I sit in Temple, listening to the familiar Rosh Hashanah prayers. Eric is beside me, in his brown and black tweed sports jacket, reading along with the Hebrew. He taps me on the shoulder and points at something in the text, some letters I might recognize. He wants to teach me to read Hebrew.
Except he isn’t and he doesn’t and he won’t. This is the 13th Rosh Hashanah when he hasn’t sat beside me, but I still feel him there every year.
Today I sat behind a family I’ve known since Eric and I joined the Temple in 1981. Two daughters, a husband and wife. The older daughter is Sam’s age and they went through Temple school together. The mother worked in the same hospital as Eric and was principal of the Temple school for many of the years Eric was a teacher.
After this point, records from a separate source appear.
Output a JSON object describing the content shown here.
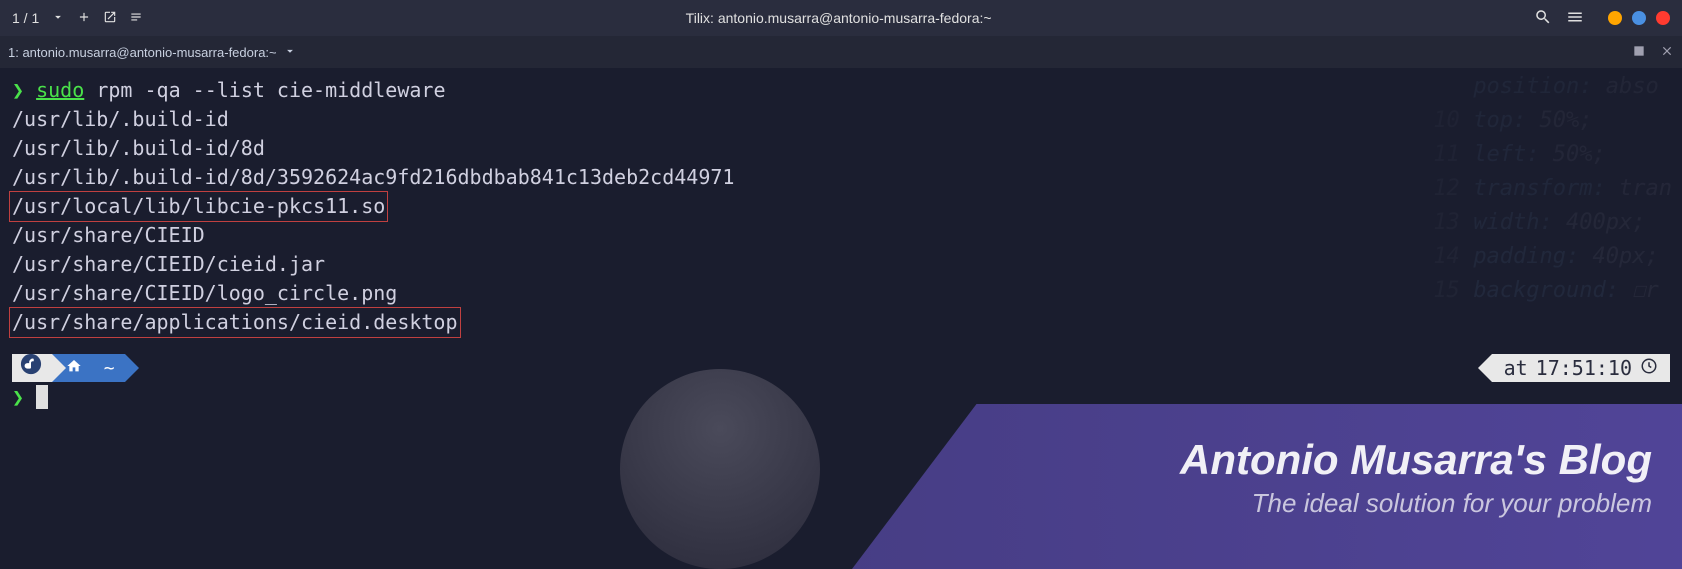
{
  "titlebar": {
    "session_counter": "1 / 1",
    "title": "Tilix: antonio.musarra@antonio-musarra-fedora:~"
  },
  "tabbar": {
    "tab_label": "1: antonio.musarra@antonio-musarra-fedora:~"
  },
  "terminal": {
    "prompt": "❯",
    "sudo": "sudo",
    "command": "rpm",
    "args": "-qa --list cie-middleware",
    "output": [
      "/usr/lib/.build-id",
      "/usr/lib/.build-id/8d",
      "/usr/lib/.build-id/8d/3592624ac9fd216dbdbab841c13deb2cd44971",
      "/usr/local/lib/libcie-pkcs11.so",
      "/usr/share/CIEID",
      "/usr/share/CIEID/cieid.jar",
      "/usr/share/CIEID/logo_circle.png",
      "/usr/share/applications/cieid.desktop"
    ],
    "highlighted_indices": [
      3,
      7
    ],
    "home_path": "~",
    "timestamp_prefix": "at",
    "timestamp": "17:51:10"
  },
  "blog": {
    "title": "Antonio Musarra's Blog",
    "subtitle": "The ideal solution for your problem"
  },
  "bg_code": [
    {
      "n": "",
      "prop": "position:",
      "val": "abso"
    },
    {
      "n": "10",
      "prop": "top:",
      "val": "50%;"
    },
    {
      "n": "11",
      "prop": "left:",
      "val": "50%;"
    },
    {
      "n": "12",
      "prop": "transform:",
      "val": "tran"
    },
    {
      "n": "13",
      "prop": "width:",
      "val": "400px;"
    },
    {
      "n": "14",
      "prop": "padding:",
      "val": "40px;"
    },
    {
      "n": "15",
      "prop": "background:",
      "val": "☐r"
    }
  ]
}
They switched seats often during the service, standing for a prayer and then shifting around. They chatted and put their arms across each others’ backs and tapped hands and leaned against a shoulder off and on. I loved watching their connection and affection and wondered what it feels like to have the same husband for all those years, to have your mother and father still together, to have a family unit uninterrupted by loss.
My kids and I have the kind of connection and affection I witnessed today, but there’s that hole that never goes away. We’ve walked a long way through our grief and are all living lucky lives in so many ways. But still, there’s a particularly piercing sadness during these High Holy Days that meant so much to Eric. I think about how life would be if Eric was still here — would we all be together at the Temple, would we each be living where we are now, with the same partners, the same work?
Probably not for most of those questions. But I still have Eric’s jacket and it’s back hanging in my study, a trick I thought of two years ago. I can almost see him in it. He’s smiling, watching me at my desk, happy to know I’m writing, happy to know that the kids and I are okay.
Sometimes we’re sad, but we’re okay.